Took off from my gigging world last night, to share in the journey of Robbie's ("gigging world"), as Queen Anne's County High School opened it's production of "Up the Down Staircase". The cast and crew really pulled it together, treating us all to a thoughtful and well performed view inside the homeroom of an new and idealistic English teacher in an inner city high school, with the struggles we all encounter (including in rural Queen Anne's County). I can't think of a single performer who didn't convincingly take their place in this drama, in an integration that held you attentive to the ebb and flow throughout the performance. That said, I must admit to being focused on the character of Joe Ferrone; the troubled young man who is eventually won over to rethink his path by one idealist who actually believes in him. Robbie (I still get to call him that - it's Robert to you) owned this character, consistently, whether in or out of the spotlight. It's wonderful to see him continue to strengthen his grasp of the zone on stage. From one who lives with him, I know just how deep his zone is, and how much potential exists.

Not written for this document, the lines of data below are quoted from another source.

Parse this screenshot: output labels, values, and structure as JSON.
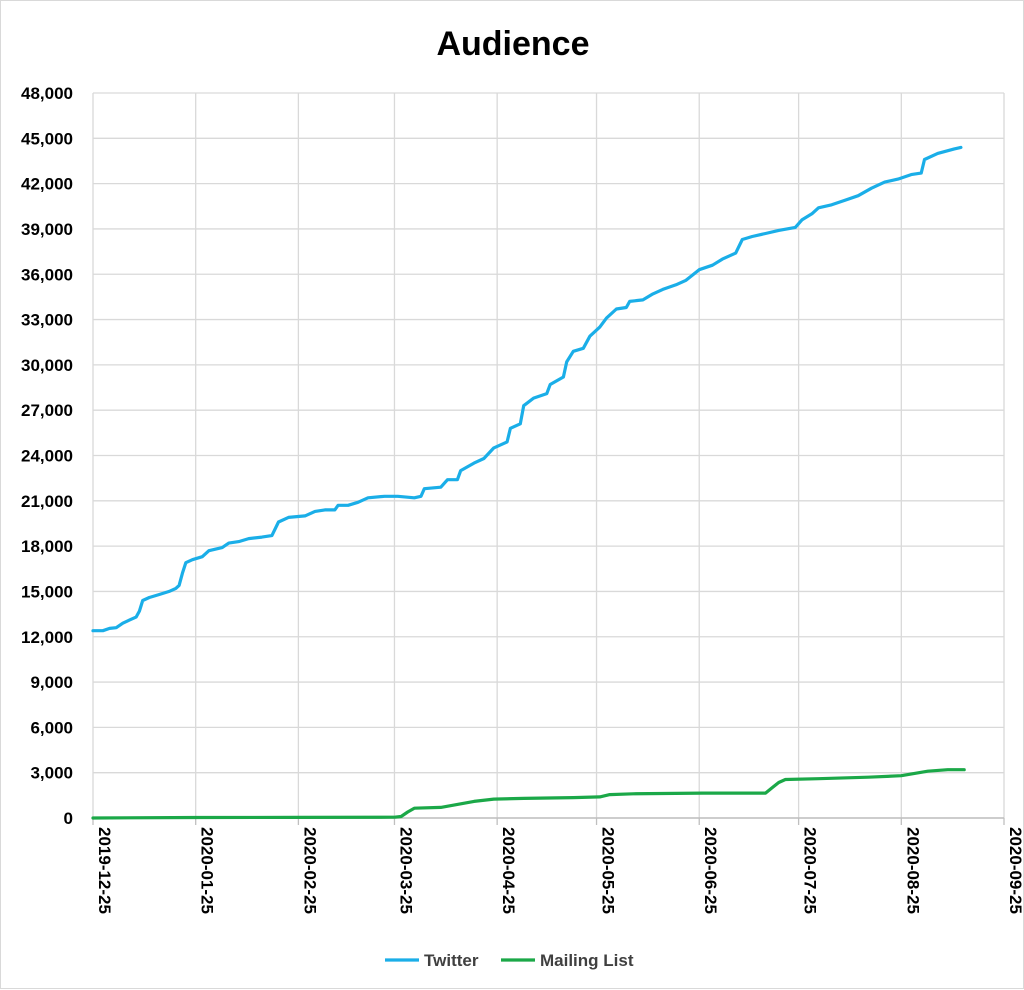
{
  "chart_data": {
    "type": "line",
    "title": "Audience",
    "xlabel": "",
    "ylabel": "",
    "x_tick_labels": [
      "2019-12-25",
      "2020-01-25",
      "2020-02-25",
      "2020-03-25",
      "2020-04-25",
      "2020-05-25",
      "2020-06-25",
      "2020-07-25",
      "2020-08-25",
      "2020-09-25"
    ],
    "y_tick_labels": [
      "0",
      "3,000",
      "6,000",
      "9,000",
      "12,000",
      "15,000",
      "18,000",
      "21,000",
      "24,000",
      "27,000",
      "30,000",
      "33,000",
      "36,000",
      "39,000",
      "42,000",
      "45,000",
      "48,000"
    ],
    "xlim": [
      "2019-12-25",
      "2020-09-25"
    ],
    "ylim": [
      0,
      48000
    ],
    "grid": true,
    "legend_position": "bottom",
    "series": [
      {
        "name": "Twitter",
        "color": "#1aaee8",
        "points": [
          [
            "2019-12-25",
            12400
          ],
          [
            "2019-12-28",
            12400
          ],
          [
            "2019-12-30",
            12550
          ],
          [
            "2020-01-01",
            12600
          ],
          [
            "2020-01-03",
            12900
          ],
          [
            "2020-01-05",
            13100
          ],
          [
            "2020-01-07",
            13300
          ],
          [
            "2020-01-08",
            13700
          ],
          [
            "2020-01-09",
            14400
          ],
          [
            "2020-01-11",
            14600
          ],
          [
            "2020-01-14",
            14800
          ],
          [
            "2020-01-17",
            15000
          ],
          [
            "2020-01-19",
            15200
          ],
          [
            "2020-01-20",
            15400
          ],
          [
            "2020-01-21",
            16200
          ],
          [
            "2020-01-22",
            16900
          ],
          [
            "2020-01-24",
            17100
          ],
          [
            "2020-01-27",
            17300
          ],
          [
            "2020-01-29",
            17700
          ],
          [
            "2020-02-02",
            17900
          ],
          [
            "2020-02-04",
            18200
          ],
          [
            "2020-02-07",
            18300
          ],
          [
            "2020-02-10",
            18500
          ],
          [
            "2020-02-14",
            18600
          ],
          [
            "2020-02-17",
            18700
          ],
          [
            "2020-02-19",
            19600
          ],
          [
            "2020-02-22",
            19900
          ],
          [
            "2020-02-27",
            20000
          ],
          [
            "2020-03-01",
            20300
          ],
          [
            "2020-03-04",
            20400
          ],
          [
            "2020-03-07",
            20400
          ],
          [
            "2020-03-08",
            20700
          ],
          [
            "2020-03-11",
            20700
          ],
          [
            "2020-03-14",
            20900
          ],
          [
            "2020-03-17",
            21200
          ],
          [
            "2020-03-22",
            21300
          ],
          [
            "2020-03-26",
            21300
          ],
          [
            "2020-03-31",
            21200
          ],
          [
            "2020-04-02",
            21300
          ],
          [
            "2020-04-03",
            21800
          ],
          [
            "2020-04-08",
            21900
          ],
          [
            "2020-04-10",
            22400
          ],
          [
            "2020-04-13",
            22400
          ],
          [
            "2020-04-14",
            23000
          ],
          [
            "2020-04-18",
            23500
          ],
          [
            "2020-04-21",
            23800
          ],
          [
            "2020-04-24",
            24500
          ],
          [
            "2020-04-28",
            24900
          ],
          [
            "2020-04-29",
            25800
          ],
          [
            "2020-05-02",
            26100
          ],
          [
            "2020-05-03",
            27300
          ],
          [
            "2020-05-06",
            27800
          ],
          [
            "2020-05-10",
            28100
          ],
          [
            "2020-05-11",
            28700
          ],
          [
            "2020-05-15",
            29200
          ],
          [
            "2020-05-16",
            30200
          ],
          [
            "2020-05-18",
            30900
          ],
          [
            "2020-05-21",
            31100
          ],
          [
            "2020-05-23",
            31900
          ],
          [
            "2020-05-26",
            32500
          ],
          [
            "2020-05-28",
            33100
          ],
          [
            "2020-05-31",
            33700
          ],
          [
            "2020-06-03",
            33800
          ],
          [
            "2020-06-04",
            34200
          ],
          [
            "2020-06-08",
            34300
          ],
          [
            "2020-06-11",
            34700
          ],
          [
            "2020-06-14",
            35000
          ],
          [
            "2020-06-18",
            35300
          ],
          [
            "2020-06-21",
            35600
          ],
          [
            "2020-06-25",
            36300
          ],
          [
            "2020-06-29",
            36600
          ],
          [
            "2020-07-02",
            37000
          ],
          [
            "2020-07-06",
            37400
          ],
          [
            "2020-07-08",
            38300
          ],
          [
            "2020-07-11",
            38500
          ],
          [
            "2020-07-15",
            38700
          ],
          [
            "2020-07-19",
            38900
          ],
          [
            "2020-07-24",
            39100
          ],
          [
            "2020-07-26",
            39600
          ],
          [
            "2020-07-29",
            40000
          ],
          [
            "2020-07-31",
            40400
          ],
          [
            "2020-08-04",
            40600
          ],
          [
            "2020-08-08",
            40900
          ],
          [
            "2020-08-12",
            41200
          ],
          [
            "2020-08-16",
            41700
          ],
          [
            "2020-08-20",
            42100
          ],
          [
            "2020-08-24",
            42300
          ],
          [
            "2020-08-28",
            42600
          ],
          [
            "2020-08-31",
            42700
          ],
          [
            "2020-09-01",
            43600
          ],
          [
            "2020-09-05",
            44000
          ],
          [
            "2020-09-10",
            44300
          ],
          [
            "2020-09-12",
            44400
          ]
        ]
      },
      {
        "name": "Mailing List",
        "color": "#1ba848",
        "points": [
          [
            "2019-12-25",
            0
          ],
          [
            "2020-01-25",
            30
          ],
          [
            "2020-02-25",
            40
          ],
          [
            "2020-03-24",
            50
          ],
          [
            "2020-03-25",
            50
          ],
          [
            "2020-03-27",
            100
          ],
          [
            "2020-03-29",
            400
          ],
          [
            "2020-03-31",
            650
          ],
          [
            "2020-04-08",
            700
          ],
          [
            "2020-04-13",
            900
          ],
          [
            "2020-04-18",
            1100
          ],
          [
            "2020-04-24",
            1250
          ],
          [
            "2020-05-03",
            1300
          ],
          [
            "2020-05-18",
            1350
          ],
          [
            "2020-05-26",
            1400
          ],
          [
            "2020-05-29",
            1550
          ],
          [
            "2020-06-05",
            1600
          ],
          [
            "2020-06-26",
            1650
          ],
          [
            "2020-07-15",
            1650
          ],
          [
            "2020-07-17",
            2000
          ],
          [
            "2020-07-19",
            2350
          ],
          [
            "2020-07-21",
            2550
          ],
          [
            "2020-07-31",
            2600
          ],
          [
            "2020-08-15",
            2700
          ],
          [
            "2020-08-25",
            2800
          ],
          [
            "2020-09-02",
            3100
          ],
          [
            "2020-09-08",
            3200
          ],
          [
            "2020-09-13",
            3200
          ]
        ]
      }
    ]
  }
}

I am often asked if my children play the piano. When I respond that "I've never really cared about that specifically. What I really want for them is a connection to the arts, in whatever way it happens. I'm thankful that they all have cultivated this, and am proud of each of them...", everyone gets it. When teaching piano, my goal with any young student is simply: to encourage and guide them to the place where their artistic expression develops to the point where it is self - perpetuating, and integral in their life. Seeing this continue to grow in Robbie last night, makes a papa proud. Up until last evening's performance, Robbie said that he wished his character had a laugh line. In the closing moments of the drama, Joe Ferrone delivers (arguably) the most poignant line of the script, which was met with moist eyes, and an audible "aww" from the audience. Hearing that (from the stage) made Robbie's night, as his desire was both met and nurtured. I suspect that I now understand what he really wanted; not necessarily a laugh, but a response from the audience demonstrating the "connection" (if you've read this blog, you know that's where I go - and don't get me started). Seeing his response to this validation shows me the extent to which he is genuinely owning his path. I'll be looking forward to each new production with which Robbie is involved. Today, it's back to my gigging world, holding the warmth of knowing that God has blessed not just me, but each in my family (and my family as a whole) with His purpose and plan. Surrendering to this is the ultimate calling for all of us.